MK-677 cost, pricing landscape, and comparison to injectable HGH.

What MK-677 costs across different access pathways — current research compound pricing, estimated compounding pharmacy pricing if Category 1 reclassification occurs, and a detailed cost comparison with injectable growth hormone therapy.

Current MK-677 pricing landscape

MK-677 is currently available as a research compound from various suppliers, though quality and legitimacy vary significantly. It is not available as a prescription medication — compounding pharmacies cannot legally prepare it while it remains FDA Category 2.

If MK-677 is reclassified to Category 1, licensed compounding pharmacies could legally prepare it with a valid prescription. Pricing estimates are based on comparable oral compounded compounds and pre-restriction pricing data.

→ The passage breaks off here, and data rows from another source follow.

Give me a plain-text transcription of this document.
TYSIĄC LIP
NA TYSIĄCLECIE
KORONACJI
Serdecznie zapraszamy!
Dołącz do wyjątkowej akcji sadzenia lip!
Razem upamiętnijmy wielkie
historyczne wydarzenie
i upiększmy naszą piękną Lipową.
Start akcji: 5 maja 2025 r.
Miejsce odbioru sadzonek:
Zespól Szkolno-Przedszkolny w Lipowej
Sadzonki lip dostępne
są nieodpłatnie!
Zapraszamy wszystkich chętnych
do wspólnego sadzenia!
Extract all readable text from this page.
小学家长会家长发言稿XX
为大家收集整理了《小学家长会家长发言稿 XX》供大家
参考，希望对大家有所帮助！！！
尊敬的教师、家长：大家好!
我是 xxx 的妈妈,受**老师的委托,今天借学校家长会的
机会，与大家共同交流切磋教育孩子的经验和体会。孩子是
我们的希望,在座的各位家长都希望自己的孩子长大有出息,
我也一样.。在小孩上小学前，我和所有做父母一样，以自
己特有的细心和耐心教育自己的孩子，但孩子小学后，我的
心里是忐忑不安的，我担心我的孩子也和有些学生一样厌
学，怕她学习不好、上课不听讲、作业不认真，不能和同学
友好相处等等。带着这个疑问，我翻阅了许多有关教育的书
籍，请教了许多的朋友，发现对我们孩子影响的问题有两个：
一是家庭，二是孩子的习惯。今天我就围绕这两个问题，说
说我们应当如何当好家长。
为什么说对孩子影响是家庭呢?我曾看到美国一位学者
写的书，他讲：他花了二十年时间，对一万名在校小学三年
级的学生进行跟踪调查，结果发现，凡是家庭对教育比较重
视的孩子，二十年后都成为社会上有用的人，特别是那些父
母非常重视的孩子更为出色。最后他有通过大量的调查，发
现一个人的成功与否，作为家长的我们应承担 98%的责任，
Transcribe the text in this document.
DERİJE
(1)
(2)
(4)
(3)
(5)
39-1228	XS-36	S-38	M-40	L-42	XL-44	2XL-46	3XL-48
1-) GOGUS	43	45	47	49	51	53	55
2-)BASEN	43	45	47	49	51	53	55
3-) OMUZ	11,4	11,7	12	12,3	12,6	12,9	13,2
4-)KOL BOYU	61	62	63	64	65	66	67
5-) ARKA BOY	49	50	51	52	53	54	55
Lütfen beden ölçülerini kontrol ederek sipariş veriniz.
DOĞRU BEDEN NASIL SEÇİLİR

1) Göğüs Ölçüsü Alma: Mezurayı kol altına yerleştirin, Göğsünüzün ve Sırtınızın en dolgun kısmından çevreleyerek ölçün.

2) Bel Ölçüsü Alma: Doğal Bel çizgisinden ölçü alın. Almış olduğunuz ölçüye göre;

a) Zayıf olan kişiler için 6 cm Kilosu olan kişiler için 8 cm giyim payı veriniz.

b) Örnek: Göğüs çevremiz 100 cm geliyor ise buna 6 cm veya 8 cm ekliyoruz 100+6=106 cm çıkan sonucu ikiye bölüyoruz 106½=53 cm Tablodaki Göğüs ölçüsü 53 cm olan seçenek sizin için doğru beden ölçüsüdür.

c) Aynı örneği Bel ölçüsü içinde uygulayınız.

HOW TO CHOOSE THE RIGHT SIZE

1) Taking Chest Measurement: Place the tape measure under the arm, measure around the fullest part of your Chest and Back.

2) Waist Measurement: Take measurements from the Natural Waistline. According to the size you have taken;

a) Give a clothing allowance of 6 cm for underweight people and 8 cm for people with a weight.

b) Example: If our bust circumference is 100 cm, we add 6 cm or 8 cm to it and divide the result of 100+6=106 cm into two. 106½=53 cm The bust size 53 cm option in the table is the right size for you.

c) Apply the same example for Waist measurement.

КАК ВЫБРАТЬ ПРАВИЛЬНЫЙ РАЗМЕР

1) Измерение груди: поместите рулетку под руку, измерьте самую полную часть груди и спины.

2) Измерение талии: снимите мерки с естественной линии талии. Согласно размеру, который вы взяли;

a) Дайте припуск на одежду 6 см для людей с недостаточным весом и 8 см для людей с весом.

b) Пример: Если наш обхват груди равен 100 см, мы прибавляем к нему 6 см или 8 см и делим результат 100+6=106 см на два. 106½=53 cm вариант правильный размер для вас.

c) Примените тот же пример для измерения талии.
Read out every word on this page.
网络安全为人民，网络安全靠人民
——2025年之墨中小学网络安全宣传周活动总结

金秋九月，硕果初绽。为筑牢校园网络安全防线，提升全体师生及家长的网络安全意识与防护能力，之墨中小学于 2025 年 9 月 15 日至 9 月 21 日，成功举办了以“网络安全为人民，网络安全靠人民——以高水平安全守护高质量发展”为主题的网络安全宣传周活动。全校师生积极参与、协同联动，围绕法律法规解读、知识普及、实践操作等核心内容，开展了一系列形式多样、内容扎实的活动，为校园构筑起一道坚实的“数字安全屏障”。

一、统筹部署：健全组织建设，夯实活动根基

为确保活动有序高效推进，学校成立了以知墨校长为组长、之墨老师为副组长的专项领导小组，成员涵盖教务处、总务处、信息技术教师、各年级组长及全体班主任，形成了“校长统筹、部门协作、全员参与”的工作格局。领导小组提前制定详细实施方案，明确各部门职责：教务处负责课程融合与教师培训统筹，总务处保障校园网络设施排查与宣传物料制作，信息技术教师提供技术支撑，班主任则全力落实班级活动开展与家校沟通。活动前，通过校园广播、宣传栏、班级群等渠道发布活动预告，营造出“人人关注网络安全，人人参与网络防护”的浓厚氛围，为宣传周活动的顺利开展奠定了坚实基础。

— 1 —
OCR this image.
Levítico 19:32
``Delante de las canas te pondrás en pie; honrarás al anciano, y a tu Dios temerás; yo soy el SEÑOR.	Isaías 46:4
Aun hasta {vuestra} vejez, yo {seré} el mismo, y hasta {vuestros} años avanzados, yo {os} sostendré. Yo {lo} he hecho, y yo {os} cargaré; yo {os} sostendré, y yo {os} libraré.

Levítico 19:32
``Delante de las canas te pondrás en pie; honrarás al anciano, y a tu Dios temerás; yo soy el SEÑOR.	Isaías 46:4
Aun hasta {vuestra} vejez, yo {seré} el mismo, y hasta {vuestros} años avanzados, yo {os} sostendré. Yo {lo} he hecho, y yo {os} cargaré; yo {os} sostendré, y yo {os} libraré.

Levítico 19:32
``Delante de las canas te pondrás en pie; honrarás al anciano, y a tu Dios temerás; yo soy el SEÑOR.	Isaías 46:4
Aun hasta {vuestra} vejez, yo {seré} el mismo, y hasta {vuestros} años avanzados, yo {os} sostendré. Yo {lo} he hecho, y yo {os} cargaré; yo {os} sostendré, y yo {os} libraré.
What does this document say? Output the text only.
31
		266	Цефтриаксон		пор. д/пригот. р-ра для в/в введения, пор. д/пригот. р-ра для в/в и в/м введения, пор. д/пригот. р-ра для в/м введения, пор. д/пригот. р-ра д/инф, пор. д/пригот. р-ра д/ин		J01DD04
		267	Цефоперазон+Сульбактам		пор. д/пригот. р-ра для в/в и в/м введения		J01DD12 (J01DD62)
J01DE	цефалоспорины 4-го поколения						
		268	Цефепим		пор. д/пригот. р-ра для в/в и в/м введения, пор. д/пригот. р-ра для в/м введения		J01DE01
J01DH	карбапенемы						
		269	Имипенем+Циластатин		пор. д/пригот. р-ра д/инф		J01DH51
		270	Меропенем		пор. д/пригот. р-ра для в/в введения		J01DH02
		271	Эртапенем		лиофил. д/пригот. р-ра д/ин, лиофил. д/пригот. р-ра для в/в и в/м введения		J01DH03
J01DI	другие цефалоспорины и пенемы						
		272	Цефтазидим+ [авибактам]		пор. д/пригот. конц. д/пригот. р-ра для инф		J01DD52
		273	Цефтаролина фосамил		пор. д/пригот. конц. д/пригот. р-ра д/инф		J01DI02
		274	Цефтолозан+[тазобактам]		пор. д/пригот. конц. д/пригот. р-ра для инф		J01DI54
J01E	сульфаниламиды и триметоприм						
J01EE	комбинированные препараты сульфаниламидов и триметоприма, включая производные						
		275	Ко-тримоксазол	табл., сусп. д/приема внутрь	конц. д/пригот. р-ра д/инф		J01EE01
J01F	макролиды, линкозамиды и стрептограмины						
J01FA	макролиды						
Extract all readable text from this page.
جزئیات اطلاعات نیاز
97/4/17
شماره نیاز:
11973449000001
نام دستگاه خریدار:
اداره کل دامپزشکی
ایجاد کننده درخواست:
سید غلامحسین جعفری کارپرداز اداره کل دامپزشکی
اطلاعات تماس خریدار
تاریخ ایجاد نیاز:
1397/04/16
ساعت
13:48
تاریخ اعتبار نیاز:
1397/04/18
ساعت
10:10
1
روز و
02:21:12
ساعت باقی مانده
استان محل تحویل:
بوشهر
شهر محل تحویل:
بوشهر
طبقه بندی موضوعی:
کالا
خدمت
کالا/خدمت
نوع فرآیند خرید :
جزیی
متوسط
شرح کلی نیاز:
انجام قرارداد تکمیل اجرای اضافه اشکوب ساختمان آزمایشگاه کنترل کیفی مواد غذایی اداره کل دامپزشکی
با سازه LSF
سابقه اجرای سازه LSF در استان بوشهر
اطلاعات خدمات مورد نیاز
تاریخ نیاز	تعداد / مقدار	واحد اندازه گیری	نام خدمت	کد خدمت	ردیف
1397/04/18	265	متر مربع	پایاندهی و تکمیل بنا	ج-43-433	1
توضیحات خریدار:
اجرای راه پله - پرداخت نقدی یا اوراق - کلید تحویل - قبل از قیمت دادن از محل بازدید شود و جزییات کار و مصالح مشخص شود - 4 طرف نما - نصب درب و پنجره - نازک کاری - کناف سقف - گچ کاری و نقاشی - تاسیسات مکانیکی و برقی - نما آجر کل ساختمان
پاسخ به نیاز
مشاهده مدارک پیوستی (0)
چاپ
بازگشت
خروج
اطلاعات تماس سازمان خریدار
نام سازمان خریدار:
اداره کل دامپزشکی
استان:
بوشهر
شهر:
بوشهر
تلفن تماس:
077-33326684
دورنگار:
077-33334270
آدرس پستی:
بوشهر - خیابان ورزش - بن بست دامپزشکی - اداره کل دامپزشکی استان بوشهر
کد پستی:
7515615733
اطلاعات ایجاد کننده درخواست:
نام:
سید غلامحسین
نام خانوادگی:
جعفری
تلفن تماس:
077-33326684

Access pathwayMonthly costNotes
Research compound (current)$40–$80/monthUnregulated quality; no prescription needed; buyer assumes all risk
Compounded Rx (if reclassified)$80–$200/month (est.)Licensed 503A pharmacy; physician supervision; quality-controlled
Injectable HGH (comparison)$500–$3,000+/monthFDA-approved; limited indications; requires daily injections

MK-677 vs HGH cost comparison

The cost differential between MK-677 and injectable HGH is dramatic — even at the highest compounding pharmacy estimates, MK-677 would cost 3–15x less than pharmaceutical HGH. This price gap is a primary driver of interest in ibutamoren as an alternative to injectable growth hormone therapy.

However, MK-677 and injectable HGH are not equivalent. HGH provides exogenous growth hormone at precise doses, while MK-677 stimulates endogenous production to the upper range of physiological levels. For patients with diagnosed GH deficiency requiring supraphysiological replacement, injectable HGH remains the standard of care.

Insurance and coverage

MK-677 is not FDA-approved for any indication, so insurance coverage is not available for ibutamoren in any form. If it becomes available as a compounded prescription, it would be cash-pay in virtually all cases. HSA/FSA eligibility would depend on the plan administrator and whether a prescribing physician provides documentation of medical necessity.